Calculate the anchoring force in x direction by using moment equation.

  $\begin{array}{c}{F}_{Rx}+p_1{A}_1=\beta \dot{m}{V}_2\cos \theta -\beta \dot{m}{V}_1\\ F_{Rx}=\beta \dot{m}\left(V_2\cos \theta -V_1\right)-p_1{A}_1\\ =\left[\begin{array}{l}1.03\left(30\text{kg}/\text{s}\right)\left(12\cos 45°-2\right)\text{m}/\text{s}\left(\frac{1\text{kN}}{1000\text{kg}{\text{.m/s}}^{\text{2}}}\right)\\ -\left(73.9{\text{kN}/\text{m}}^2\right)\left(150{\text{cm}}^2{\left(\frac{1\text{m}}{100\text{cm}}\right)}^2\right)\end{array}\right]\\ =-0.908\text{kN}\end{array}$

Calculate the anchoring force in y direction by using moment equation.

    $\begin{array}{c}{F}_{Rz}=\beta \dot{m}{V}_2\sin \theta +W\\ =1.03\left(30\text{kg}/\text{s}\right)\left(12\sin 45°\text{m}/\text{s}\right)\left(\frac{1\text{kN}}{1000\text{kg}{\text{.m/s}}^{\text{2}}}\right)+0.4905\text{kN}\\ =\text{0}\text{.753}\text{kN}\end{array}$

Calculate the total anchoring force by using the expression.

    $\begin{array}{c}{F}_R=\sqrt{F_{Rx}^2+F_{Ry}^2}\\ =\sqrt{{\left(-0.908\text{kN}\right)}^2+{\left(0.753\text{kN}\right)}^2}\\ =1.18\text{kN}\end{array}$

Calculate the angle of the total anchoring force by using the expression.
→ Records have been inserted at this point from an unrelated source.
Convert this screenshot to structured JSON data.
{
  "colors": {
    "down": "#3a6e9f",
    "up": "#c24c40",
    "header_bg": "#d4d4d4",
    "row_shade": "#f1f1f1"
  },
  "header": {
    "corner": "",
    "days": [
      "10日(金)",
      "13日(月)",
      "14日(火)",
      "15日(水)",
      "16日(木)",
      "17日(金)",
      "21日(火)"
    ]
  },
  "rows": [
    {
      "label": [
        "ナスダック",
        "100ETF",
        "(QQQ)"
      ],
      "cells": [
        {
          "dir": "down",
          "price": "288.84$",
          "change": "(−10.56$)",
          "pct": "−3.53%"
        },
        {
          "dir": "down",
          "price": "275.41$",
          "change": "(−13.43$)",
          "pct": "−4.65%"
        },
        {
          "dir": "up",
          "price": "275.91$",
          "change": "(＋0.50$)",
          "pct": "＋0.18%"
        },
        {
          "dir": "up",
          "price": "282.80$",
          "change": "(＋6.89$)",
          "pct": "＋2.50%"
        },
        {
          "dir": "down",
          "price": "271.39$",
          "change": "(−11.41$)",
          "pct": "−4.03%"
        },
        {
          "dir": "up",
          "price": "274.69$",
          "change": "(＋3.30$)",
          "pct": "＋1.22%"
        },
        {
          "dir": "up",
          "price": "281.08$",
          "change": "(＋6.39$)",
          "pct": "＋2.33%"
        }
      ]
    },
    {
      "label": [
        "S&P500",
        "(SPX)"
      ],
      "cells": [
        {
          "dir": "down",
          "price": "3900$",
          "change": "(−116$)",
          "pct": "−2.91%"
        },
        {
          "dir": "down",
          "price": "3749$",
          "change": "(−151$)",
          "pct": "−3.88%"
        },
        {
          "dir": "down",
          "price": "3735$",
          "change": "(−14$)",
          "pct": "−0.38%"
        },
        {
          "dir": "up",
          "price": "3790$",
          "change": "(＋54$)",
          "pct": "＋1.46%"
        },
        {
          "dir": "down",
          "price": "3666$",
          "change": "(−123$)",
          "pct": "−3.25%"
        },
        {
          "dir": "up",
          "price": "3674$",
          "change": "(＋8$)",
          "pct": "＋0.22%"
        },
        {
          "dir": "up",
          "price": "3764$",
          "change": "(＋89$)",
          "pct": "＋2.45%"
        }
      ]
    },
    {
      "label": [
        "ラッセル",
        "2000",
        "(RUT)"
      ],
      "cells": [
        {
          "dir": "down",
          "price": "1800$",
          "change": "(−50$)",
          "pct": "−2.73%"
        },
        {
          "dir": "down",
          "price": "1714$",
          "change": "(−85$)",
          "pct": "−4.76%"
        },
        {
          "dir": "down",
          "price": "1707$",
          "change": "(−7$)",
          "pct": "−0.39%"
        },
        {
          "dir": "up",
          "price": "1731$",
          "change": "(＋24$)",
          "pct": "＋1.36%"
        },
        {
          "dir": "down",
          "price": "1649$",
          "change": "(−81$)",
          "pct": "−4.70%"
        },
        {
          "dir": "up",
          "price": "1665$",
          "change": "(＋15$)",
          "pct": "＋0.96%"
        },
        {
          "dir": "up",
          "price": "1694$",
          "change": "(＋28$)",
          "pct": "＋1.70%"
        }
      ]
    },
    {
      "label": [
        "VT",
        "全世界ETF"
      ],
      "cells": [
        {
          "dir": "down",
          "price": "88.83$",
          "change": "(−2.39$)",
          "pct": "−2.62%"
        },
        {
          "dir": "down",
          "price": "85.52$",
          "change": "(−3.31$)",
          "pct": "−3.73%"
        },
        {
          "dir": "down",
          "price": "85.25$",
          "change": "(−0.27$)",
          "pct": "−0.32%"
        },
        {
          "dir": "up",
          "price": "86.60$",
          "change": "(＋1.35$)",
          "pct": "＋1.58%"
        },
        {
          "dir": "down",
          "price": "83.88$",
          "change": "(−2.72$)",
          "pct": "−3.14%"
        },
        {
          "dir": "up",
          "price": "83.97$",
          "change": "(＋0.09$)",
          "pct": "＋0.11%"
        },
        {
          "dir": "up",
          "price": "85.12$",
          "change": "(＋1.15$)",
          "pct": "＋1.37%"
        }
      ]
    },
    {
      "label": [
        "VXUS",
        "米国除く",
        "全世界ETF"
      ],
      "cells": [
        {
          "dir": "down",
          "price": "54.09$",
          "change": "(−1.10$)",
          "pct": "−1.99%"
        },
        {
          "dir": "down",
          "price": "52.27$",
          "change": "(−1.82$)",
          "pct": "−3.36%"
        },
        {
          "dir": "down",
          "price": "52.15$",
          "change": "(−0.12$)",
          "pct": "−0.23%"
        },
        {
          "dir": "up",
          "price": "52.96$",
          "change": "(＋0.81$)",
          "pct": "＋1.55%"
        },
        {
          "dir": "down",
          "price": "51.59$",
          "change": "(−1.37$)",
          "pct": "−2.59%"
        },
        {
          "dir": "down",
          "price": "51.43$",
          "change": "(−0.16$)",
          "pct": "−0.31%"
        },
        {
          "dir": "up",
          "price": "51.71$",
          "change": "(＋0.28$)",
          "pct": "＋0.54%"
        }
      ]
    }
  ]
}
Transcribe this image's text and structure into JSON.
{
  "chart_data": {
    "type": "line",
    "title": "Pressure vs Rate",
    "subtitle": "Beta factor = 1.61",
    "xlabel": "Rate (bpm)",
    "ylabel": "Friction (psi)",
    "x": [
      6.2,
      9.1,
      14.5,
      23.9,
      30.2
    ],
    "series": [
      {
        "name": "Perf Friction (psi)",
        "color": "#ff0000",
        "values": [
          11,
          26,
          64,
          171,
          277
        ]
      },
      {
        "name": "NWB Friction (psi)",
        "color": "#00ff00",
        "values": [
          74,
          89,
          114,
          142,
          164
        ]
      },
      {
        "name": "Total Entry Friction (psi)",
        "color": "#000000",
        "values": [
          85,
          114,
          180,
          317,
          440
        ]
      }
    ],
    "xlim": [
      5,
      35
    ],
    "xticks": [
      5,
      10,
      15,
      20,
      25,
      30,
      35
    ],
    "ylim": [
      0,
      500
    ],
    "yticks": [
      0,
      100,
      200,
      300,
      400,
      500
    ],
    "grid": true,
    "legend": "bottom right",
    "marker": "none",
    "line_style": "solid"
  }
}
    $\begin{array}{l}\theta ={\tan }^{-1}\left(\frac{F_{Rz}}{F_{Rx}}\right)\\ ={\tan }^{-1}\left(\frac{0.753}{-0.908}\right)\\ =-39.7°\end{array}$

Thus, the anchoring force needed to hold the elbow is $\underset{\_}{1.18\text{kN}}$ in the direction of negative in the direction of $-39.7°$.